I witnessed quite a scene in a sales office recently.
Marketing had run some kind of campaign. A response phone number set up went to an administrator. The lead was due to be logged and passed on to Marketing, who’d inform someone for a follow-up.
As you may imagine, the reps caught wind of this. They duly “intercepted” the leads. And assigned them as they saw fit. Among themselves.
Carnage ensued when Marketing discovered this. It was what the great Gus Hedges called “a fan and faeces moment”.
How are leads dished out where you sell?
Normally, they are divvied up along pre-ordained lines. You ‘own’ a distinct territory, geography, line of business, size, product. Any opportunity that comes in the door can usually be assigned, fairly straight-forwardly.
Yet these lines are nearly always be blurred.

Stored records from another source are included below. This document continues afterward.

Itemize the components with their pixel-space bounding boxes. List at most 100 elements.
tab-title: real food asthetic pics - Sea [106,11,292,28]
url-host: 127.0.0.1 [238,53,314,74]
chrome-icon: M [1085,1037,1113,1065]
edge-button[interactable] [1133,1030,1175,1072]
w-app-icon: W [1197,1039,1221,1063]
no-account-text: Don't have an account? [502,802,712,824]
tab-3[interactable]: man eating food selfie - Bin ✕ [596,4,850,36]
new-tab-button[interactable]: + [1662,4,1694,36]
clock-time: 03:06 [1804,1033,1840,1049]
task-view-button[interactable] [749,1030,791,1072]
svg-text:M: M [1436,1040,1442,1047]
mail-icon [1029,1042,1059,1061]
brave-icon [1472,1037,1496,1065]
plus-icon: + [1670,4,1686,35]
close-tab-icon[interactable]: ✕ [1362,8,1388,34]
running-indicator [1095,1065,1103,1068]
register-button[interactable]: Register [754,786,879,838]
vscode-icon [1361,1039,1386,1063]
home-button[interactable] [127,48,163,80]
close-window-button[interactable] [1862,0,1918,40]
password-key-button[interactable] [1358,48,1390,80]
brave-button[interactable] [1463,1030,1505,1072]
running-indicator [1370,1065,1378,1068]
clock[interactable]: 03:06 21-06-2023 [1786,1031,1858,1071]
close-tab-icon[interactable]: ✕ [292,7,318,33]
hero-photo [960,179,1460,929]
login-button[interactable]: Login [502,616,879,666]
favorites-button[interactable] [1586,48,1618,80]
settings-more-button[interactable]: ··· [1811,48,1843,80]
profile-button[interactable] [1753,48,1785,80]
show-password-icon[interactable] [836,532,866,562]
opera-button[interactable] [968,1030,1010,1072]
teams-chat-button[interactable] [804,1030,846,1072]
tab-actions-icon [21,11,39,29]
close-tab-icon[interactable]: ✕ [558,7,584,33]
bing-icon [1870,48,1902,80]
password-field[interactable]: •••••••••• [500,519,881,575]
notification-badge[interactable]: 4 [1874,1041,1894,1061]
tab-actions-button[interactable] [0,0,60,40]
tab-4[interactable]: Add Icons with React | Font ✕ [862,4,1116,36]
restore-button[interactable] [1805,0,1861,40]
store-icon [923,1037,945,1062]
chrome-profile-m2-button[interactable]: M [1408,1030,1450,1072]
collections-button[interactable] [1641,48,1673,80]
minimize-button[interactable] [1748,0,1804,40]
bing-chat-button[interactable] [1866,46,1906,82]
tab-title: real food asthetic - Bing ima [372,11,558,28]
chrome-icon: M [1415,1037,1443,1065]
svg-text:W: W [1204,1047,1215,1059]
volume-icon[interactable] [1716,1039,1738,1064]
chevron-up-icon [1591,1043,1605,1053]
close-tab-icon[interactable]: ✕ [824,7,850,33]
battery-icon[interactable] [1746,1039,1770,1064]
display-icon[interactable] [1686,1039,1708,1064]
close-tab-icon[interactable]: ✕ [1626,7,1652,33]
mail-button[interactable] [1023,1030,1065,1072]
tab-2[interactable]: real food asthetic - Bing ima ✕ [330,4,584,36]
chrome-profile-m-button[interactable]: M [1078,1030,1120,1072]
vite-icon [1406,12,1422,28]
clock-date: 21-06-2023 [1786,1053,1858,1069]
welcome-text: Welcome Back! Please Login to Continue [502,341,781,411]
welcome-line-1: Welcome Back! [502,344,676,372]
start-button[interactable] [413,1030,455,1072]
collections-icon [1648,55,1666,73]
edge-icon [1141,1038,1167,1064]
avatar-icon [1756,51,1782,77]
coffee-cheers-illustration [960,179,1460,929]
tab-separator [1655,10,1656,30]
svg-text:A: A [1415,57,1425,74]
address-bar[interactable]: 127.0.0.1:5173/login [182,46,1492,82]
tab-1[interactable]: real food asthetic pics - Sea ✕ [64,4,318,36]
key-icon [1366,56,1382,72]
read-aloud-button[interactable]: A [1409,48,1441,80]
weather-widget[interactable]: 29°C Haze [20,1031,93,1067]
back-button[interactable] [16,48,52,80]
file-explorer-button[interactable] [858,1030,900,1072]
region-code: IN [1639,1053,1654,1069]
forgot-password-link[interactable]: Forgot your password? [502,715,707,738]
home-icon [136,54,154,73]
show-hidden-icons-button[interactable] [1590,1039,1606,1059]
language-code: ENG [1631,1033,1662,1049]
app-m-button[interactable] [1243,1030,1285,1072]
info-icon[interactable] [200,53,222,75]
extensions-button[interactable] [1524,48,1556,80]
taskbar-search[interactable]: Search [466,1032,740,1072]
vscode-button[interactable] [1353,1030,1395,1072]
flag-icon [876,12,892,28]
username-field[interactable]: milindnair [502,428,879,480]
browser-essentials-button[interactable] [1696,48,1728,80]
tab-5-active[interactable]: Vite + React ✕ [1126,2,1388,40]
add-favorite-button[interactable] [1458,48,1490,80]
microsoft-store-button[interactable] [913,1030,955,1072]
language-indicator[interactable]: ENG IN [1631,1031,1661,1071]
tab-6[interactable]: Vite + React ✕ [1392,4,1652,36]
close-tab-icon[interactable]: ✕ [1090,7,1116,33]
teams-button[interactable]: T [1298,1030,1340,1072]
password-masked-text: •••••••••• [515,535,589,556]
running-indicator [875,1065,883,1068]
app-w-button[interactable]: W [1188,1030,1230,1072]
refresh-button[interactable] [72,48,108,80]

There is often scope for the appearance of unclassifiable leads.
They may have traits that mean they get handled separately, or centrally. It could be through sheer size, by dint of an existing relationship, or more politically, because the patch they could go to isn’t seen as up to it.
In which case, where should they go?
Well, I’ve always seen the Robin Hood philosophy fail. Someone is struggling. Give them the extra lead. This is nonsense.
The sweetest, cream-on-the-top leads go only to those who are already flying.
Take last year. Quarter. Month. Who was top dog? They should get first dibs.
Be reverse Robin Hood. I wonder if you could rather call this the Sheriff of Nottingham approach? Or Guy of Gisborne? Create your own folklore and be the winners that (re)write history.